El amor perpetuo
Probablemente para ella la pandemia dura solo los instantes del presente en los que se pregunta por qué sus manos huelen a alcohol
Les veo cada vez que voy a una cadena de cafeterías en la parte noble de Madrid. Yo voy un par de veces por semana, ellos creo que a diario. Les sirven sin pedir. Él viene siempre con el periódico (no este periódico así que jamás leerá esto) bajo el brazo. Ella, bien peinada, chaqueta a medida, la cabeza en otra parte. La demencia está echando raíces en su cuerpo senil. Dentro del cráneo, bajo toda esa nube de pelo enlacado, recuerda de pronto hechos que ocurrieron hace mucho. O, quizá, no ocurrieron nunca.
Se levanta cuando le apetece y se pasea erguida y coqueta por el local sin mascarilla ante la mirada desaprobatoria del resto de los clientes. Probablemente para ella la pandemia dura solo los instantes del presente en los que se pregunta por qué sus manos huelen a alcohol. Un fogonazo que se apaga como un sueño. A veces, sentada frente a su marido, grita frases cuando le vienen a la cabeza. De pronto le dice: “¿Recuerdas a Angelines? Íbamos a tomar café juntas pero se murió”. Él se lo confirma sin bajar el periódico: “Los dos, los dos. Su marido también murió”. Ella ya está en otra parte, a lo mejor en un recuerdo vivo de Angelines. Él le pregunta si quiere otro café.

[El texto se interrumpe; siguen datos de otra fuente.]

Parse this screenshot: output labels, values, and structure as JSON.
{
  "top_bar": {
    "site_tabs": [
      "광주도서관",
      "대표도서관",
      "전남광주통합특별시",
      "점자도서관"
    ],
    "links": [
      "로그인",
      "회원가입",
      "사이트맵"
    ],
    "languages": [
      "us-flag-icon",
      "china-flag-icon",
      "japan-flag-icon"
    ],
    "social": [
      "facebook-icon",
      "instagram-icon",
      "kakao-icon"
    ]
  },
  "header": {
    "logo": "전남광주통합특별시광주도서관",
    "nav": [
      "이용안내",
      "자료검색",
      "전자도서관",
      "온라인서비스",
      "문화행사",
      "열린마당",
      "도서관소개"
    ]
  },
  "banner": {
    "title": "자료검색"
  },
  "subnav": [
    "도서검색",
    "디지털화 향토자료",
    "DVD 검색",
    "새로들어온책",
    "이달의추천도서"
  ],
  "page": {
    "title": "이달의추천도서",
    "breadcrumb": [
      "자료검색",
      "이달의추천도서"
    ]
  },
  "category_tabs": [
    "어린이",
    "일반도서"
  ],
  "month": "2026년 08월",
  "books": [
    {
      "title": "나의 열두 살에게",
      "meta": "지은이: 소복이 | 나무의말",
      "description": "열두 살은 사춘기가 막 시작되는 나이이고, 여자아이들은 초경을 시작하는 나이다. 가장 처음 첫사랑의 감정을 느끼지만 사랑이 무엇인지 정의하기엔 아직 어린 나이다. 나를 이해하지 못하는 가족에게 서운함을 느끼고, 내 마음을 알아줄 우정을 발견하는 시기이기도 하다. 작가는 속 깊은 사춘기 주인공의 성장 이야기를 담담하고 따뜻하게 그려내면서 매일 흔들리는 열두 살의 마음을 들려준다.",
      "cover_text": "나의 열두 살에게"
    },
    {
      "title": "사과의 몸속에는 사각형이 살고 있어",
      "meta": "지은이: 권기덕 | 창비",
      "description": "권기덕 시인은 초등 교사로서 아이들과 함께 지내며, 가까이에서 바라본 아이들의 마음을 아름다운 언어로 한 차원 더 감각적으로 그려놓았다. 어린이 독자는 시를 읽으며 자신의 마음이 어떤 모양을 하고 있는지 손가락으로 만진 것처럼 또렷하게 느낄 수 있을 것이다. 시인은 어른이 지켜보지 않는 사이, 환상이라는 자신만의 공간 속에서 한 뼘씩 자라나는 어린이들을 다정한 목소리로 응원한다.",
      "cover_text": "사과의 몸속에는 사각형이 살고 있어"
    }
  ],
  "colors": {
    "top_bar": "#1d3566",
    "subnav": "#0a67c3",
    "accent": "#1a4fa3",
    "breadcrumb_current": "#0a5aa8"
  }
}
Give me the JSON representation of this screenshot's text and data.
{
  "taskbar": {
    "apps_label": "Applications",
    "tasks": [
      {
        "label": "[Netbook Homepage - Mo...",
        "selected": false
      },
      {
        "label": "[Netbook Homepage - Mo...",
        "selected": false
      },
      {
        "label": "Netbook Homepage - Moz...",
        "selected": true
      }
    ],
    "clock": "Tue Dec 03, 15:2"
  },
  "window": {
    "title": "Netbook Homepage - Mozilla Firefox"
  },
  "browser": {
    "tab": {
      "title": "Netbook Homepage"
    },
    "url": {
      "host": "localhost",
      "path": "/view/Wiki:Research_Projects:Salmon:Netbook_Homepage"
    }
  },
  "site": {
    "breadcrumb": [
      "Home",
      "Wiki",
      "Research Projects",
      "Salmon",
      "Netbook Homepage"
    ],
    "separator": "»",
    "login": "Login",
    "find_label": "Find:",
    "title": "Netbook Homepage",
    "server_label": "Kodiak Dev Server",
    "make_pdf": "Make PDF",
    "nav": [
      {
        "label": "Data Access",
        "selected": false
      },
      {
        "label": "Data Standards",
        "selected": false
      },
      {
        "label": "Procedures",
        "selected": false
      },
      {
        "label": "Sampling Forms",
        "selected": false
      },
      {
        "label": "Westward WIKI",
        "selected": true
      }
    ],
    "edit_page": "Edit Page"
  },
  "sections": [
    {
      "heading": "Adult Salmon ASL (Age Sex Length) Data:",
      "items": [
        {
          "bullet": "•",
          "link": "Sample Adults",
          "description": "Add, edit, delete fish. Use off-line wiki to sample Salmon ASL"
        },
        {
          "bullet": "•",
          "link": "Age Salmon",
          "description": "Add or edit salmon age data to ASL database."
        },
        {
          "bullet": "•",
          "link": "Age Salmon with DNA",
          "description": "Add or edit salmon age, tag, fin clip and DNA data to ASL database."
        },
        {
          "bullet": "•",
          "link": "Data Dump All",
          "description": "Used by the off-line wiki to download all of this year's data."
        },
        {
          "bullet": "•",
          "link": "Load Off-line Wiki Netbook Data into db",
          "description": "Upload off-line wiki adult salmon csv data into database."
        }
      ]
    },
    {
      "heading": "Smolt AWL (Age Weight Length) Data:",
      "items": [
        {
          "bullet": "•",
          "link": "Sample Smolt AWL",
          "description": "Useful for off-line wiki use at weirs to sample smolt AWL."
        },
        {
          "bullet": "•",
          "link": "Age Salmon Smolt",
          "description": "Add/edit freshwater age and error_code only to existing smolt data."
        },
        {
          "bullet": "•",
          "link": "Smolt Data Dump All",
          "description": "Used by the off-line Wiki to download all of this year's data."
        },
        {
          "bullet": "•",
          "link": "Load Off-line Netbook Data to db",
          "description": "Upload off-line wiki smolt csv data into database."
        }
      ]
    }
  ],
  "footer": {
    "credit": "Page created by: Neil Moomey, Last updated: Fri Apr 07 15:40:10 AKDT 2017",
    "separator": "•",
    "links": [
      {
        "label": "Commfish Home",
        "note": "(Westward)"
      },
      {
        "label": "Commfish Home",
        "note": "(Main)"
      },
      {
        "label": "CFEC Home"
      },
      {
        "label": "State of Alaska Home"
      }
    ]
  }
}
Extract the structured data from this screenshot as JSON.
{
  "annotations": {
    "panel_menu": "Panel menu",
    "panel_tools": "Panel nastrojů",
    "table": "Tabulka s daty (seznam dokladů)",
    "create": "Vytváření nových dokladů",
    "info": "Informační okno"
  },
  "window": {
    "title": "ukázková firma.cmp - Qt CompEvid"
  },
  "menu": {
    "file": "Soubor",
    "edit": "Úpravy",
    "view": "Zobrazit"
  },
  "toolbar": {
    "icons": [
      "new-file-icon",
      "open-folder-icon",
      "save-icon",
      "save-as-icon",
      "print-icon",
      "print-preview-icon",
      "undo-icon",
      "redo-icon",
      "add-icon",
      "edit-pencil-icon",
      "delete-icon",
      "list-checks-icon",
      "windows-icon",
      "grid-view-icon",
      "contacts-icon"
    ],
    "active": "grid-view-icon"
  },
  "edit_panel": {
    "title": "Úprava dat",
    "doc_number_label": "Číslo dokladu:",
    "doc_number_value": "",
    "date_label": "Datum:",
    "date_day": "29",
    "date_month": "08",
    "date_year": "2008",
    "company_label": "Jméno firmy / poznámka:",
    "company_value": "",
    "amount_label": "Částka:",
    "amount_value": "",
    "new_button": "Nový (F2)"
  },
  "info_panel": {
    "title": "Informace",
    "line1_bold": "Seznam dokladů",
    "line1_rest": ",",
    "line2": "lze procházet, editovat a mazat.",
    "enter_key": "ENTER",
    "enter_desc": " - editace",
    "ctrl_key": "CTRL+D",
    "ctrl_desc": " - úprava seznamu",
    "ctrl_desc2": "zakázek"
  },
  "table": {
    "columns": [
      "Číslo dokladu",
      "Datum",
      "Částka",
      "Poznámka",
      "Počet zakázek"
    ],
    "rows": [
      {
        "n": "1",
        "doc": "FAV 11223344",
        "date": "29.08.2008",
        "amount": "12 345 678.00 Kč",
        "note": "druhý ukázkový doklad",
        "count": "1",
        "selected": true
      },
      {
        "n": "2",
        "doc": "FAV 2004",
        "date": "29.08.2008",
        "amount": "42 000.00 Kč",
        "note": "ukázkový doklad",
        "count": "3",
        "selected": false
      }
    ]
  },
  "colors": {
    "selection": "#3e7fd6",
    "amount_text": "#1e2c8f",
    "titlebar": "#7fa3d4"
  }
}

Cuando les veo a ellos llegar a la cafetería, aun sin conocerlos siento que les guardo un cariño infinito. Imagino que su vida no será muy diferente a la de aquellos que son los míos
Cada vez que les veo, repiten el mismo patrón: se sientan, desayunan, él lee el periódico, ella rebusca en su memoria, él le lee el periódico en voz alta. Ella parece atenta mientras da pequeños sorbitos al café con leche. Su comportamiento me suena. Reconozco sus gestos, su súbita euforia ante un recuerdo, su irreverencia. Es la versión madrileña de clase alta de mi propia abuela que también sufre el mal del desvanecimiento de la memoria. No hace tanto, cuando le dije que había escrito un libro ella me contestó que habría que traducirlo. “Yo traducía libros en Moscú”, me aseguró mirándome con esa mirada en la que se mezclaba la infancia y la amnesia. Toda su vida había sido contable en una pequeña ciudad de la Ucrania soviética pero yo no tuve el ánimo de llevarle la contraria. A ella también la cuida mi abuelo. Le habla de las llamadas de su hijo desde España, le cuenta las noticias de la tele, limpia la alfombra cuando a ella se le ha olvidado dónde está situado el baño en el piso que ha vivido toda la vida. Quizá sea por eso que cuando les veo a ellos llegar a la cafetería, aun sin conocerlos siento que les guardo un cariño infinito. Imagino que su vida no será muy diferente a la de aquellos que son los míos.
Frédéric Beigbeder asegura que el amor dura tres años y que pasa por tres etapas muy definidas: pasión-ternura-tedio. Creo que lloraría si viera a esta pareja, si viera a mis abuelos, si viera que el amor puede ser perpetuo. Que el tedio puede ceder ante la ternura. Que el amor ni siquiera depende de los recuerdos. Esta semana, ese amor será el único que celebraré.